Aus einem Holz wie „Mein Kampf“
Es ist verblüffend, wie intensiv der Datenträger Papier mit bestimmten, geradezu mythischen Eigenschaften aufgeladen wird – obwohl doch auch die „Bild“-Zeitung, Hardcore-Pornografie und sogar „Mein Kampf“ auf Papier gedruckt werden. Die einzige Erklärung ist, dass hier wieder einmal jemand der so unbedingten wie anlasslosen Überzeugung ist, dass Papier als Datenträger Bildschirmen überlegen sei. Dass Nachrichten irgendwie besser, wahrer, wertvoller werden, wenn man sie auf Papier druckt, das danach quer durchs Land gekarrt werden muss, damit die Papierstapel frühmorgens überall auf den Türschwellen der Abonnenten abgelegt werden können.

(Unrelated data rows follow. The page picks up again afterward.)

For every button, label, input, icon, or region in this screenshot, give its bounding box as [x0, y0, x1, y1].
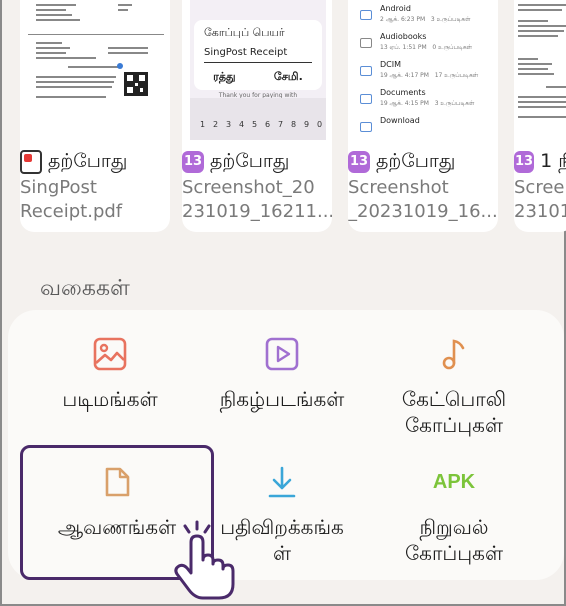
file-name-line1: Screenshot: [348, 177, 449, 198]
recent-file-card[interactable]: 13 1 நி Scree 23101: [514, 0, 566, 232]
category-images[interactable]: படிமங்கள்: [40, 336, 180, 412]
apk-icon: APK: [432, 471, 476, 493]
recent-file-card[interactable]: தற்போது SingPost Receipt.pdf: [20, 0, 170, 232]
screenshot-app-icon: 13: [514, 151, 535, 173]
category-label: படிமங்கள்: [62, 387, 158, 411]
file-meta: 13 தற்போது Screenshot _20231019_16...: [348, 148, 498, 224]
file-time: தற்போது: [48, 149, 128, 172]
category-label: நிகழ்படங்கள்: [219, 387, 345, 411]
category-audio[interactable]: கேட்பொலி கோப்புகள்: [374, 336, 534, 438]
folder-icon: [360, 122, 372, 132]
keyboard-letter-row: qwertyuiop: [190, 132, 326, 140]
screenshot-app-icon: 13: [348, 151, 370, 173]
folder-icon: [360, 38, 372, 48]
category-label-line2: கோப்புகள்: [404, 413, 504, 437]
file-time: தற்போது: [376, 149, 456, 172]
file-name-line1: Screenshot_20: [182, 177, 315, 198]
file-meta: 13 தற்போது Screenshot_20 231019_16211...: [182, 148, 332, 224]
file-thumbnail: Android 2 ஆக். 6:23 PM 3 உருப்படிகள் Aud…: [356, 0, 492, 140]
download-icon: [268, 466, 296, 498]
category-label-line1: கேட்பொலி: [401, 387, 507, 411]
rename-save-button: சேமி.: [273, 70, 303, 83]
pdf-file-icon: [20, 150, 42, 174]
video-icon: [265, 337, 299, 371]
tap-hand-cursor-icon: [174, 520, 235, 600]
recent-files-row: தற்போது SingPost Receipt.pdf கோப்புப் பெ…: [2, 0, 566, 240]
category-label-line1: நிறுவல்: [419, 515, 489, 539]
category-installers[interactable]: APK நிறுவல் கோப்புகள்: [374, 464, 534, 566]
rename-cancel-button: ரத்து: [213, 70, 236, 83]
file-thumbnail: [516, 0, 566, 140]
file-meta: தற்போது SingPost Receipt.pdf: [20, 148, 170, 224]
folder-list-preview: Android 2 ஆக். 6:23 PM 3 உருப்படிகள் Aud…: [356, 2, 492, 140]
file-thumbnail: [28, 0, 164, 140]
file-name-line1: Scree: [514, 177, 565, 198]
folder-icon: [360, 94, 372, 104]
file-name-line1: SingPost: [20, 177, 97, 198]
categories-title: வகைகள்: [40, 276, 130, 301]
file-thumbnail: கோப்புப் பெயர் SingPost Receipt ரத்து சே…: [190, 0, 326, 140]
file-time: 1 நி: [540, 149, 566, 172]
image-icon: [93, 337, 127, 371]
folder-icon: [360, 10, 372, 20]
file-name-line2: _20231019_16...: [348, 201, 498, 222]
receipt-preview: [518, 4, 566, 118]
recent-file-card[interactable]: Android 2 ஆக். 6:23 PM 3 உருப்படிகள் Aud…: [348, 0, 498, 232]
file-meta: 13 1 நி Scree 23101: [514, 148, 566, 224]
screenshot-app-icon: 13: [182, 151, 204, 173]
category-videos[interactable]: நிகழ்படங்கள்: [202, 336, 362, 412]
file-name-line2: 231019_16211...: [182, 201, 332, 222]
rename-dialog-title: கோப்புப் பெயர்: [204, 26, 285, 39]
receipt-preview: [28, 0, 164, 140]
file-time: தற்போது: [210, 149, 290, 172]
app-window: தற்போது SingPost Receipt.pdf கோப்புப் பெ…: [0, 0, 566, 606]
rename-dialog-input: SingPost Receipt: [204, 47, 288, 58]
music-note-icon: [442, 339, 465, 370]
file-name-line2: Receipt.pdf: [20, 201, 123, 222]
category-label-line2: கோப்புகள்: [404, 541, 504, 565]
folder-icon: [360, 66, 372, 76]
file-name-line2: 23101: [514, 201, 566, 222]
keyboard-number-row: 1234567890: [199, 120, 323, 129]
recent-file-card[interactable]: கோப்புப் பெயர் SingPost Receipt ரத்து சே…: [182, 0, 332, 232]
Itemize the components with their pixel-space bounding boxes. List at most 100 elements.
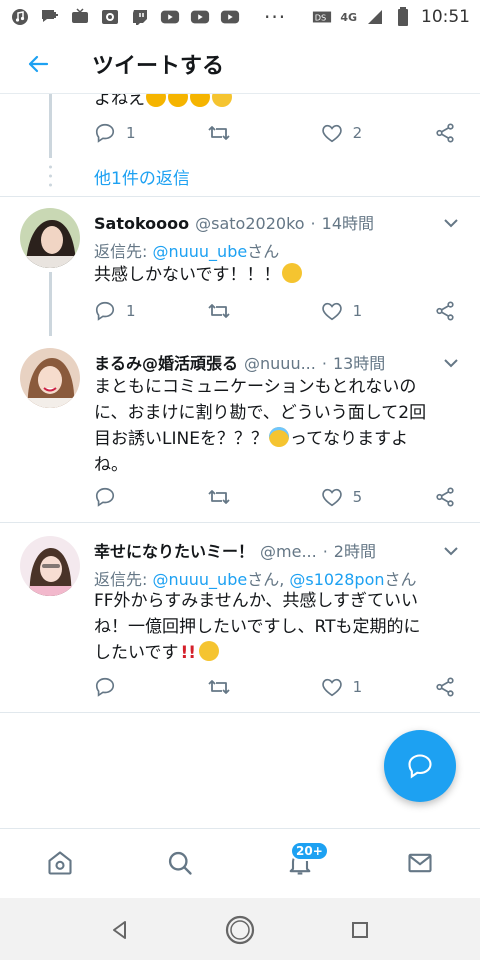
more-replies-link[interactable]: 他1件の返信 xyxy=(94,164,190,189)
like-button[interactable]: 2 xyxy=(321,122,434,144)
crying-face-emoji xyxy=(281,263,302,283)
twitch-icon xyxy=(130,7,150,27)
like-button[interactable]: 5 xyxy=(321,486,434,508)
avatar[interactable] xyxy=(20,536,80,596)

Die Tageszeitung ist in ihrer Darreichungsform längst ein Anachronismus, und diese kaum zu leugnende Erkenntnis bereitet so manchem solche Schmerzen, dass er sein Heil in begründungslosen Behauptungen sucht.
Ich habe dafür viel Verständnis. Ich bin, was das Papier angeht, selbst Datenträgernostalgiker. Ich habe eine Tages- und eine Wochenzeitung abonniert und natürlich den „Spiegel“.
Das Bücherregal ist das raumgreifendste Möbelstück in meinem Wohnzimmer, und ich habe in meinem ganzen Leben noch nie ein Buch weggeworfen. Ich liebe Bücher in Papierform und möchte sie auch in Zukunft nicht in einem Standardfont auf einem E-Ink-Bildschirm lesen oder gar auf einem PC-Monitor. Sie brauchen keine Batterie, Sand macht ihnen nichts aus, und man kann sie sogar in die Badewanne fallen lassen und mit einem bisschen Glück anschließend trotzdem noch zu Ende lesen. Mit einem Kindle geht das nicht.
Anachronismen als universelle Zeichen
Aber ich bin auch Realist: Sobald Preis, Qualität und Komfort stimmen, werden gedruckte Bücher den gleichen Weg gehen wie Vinylschallplatten: Sie werden zu kostspieligen Nostalgieobjekten werden, die sich nur leistet, wer bereit und fähig ist, für nostalgisches Wohlgefühl einen Aufpreis zu entrichten.
Die letzte Zuflucht derer, die ihren Lieblingsdatenträger vom Untergang bedroht sehen, sind stets ästhetische Argumente.
Immer gibt es haptische, olfaktorische oder emotionale Gründe dafür, dass das Alte besser, schöner, echter ist als das Neue. Es gibt sogar Menschen, die Disketten lieben. Als Sony 2010 ankündigte, die Produktion von 3,5-Zoll-Disketten endgültig einzustellen, erschienen weltweit melancholische Abgesänge. Ein Redakteur der US-IT-Website „ZDNet“ bekannte: „Na gut, ich nehme noch manchmal eine in die Hand, nur um die Metallabdeckung hin und her schnalzen zu lassen.“ Die Diskette wird in Sammlungen überleben – und, wie der gute alte Telefonhörer, als anachronistisches Piktogramm. Schließlich ist sie unser universelles Zeichen für „Speichern“. Unsere Kinder werden uns eines Tages fragen, warum.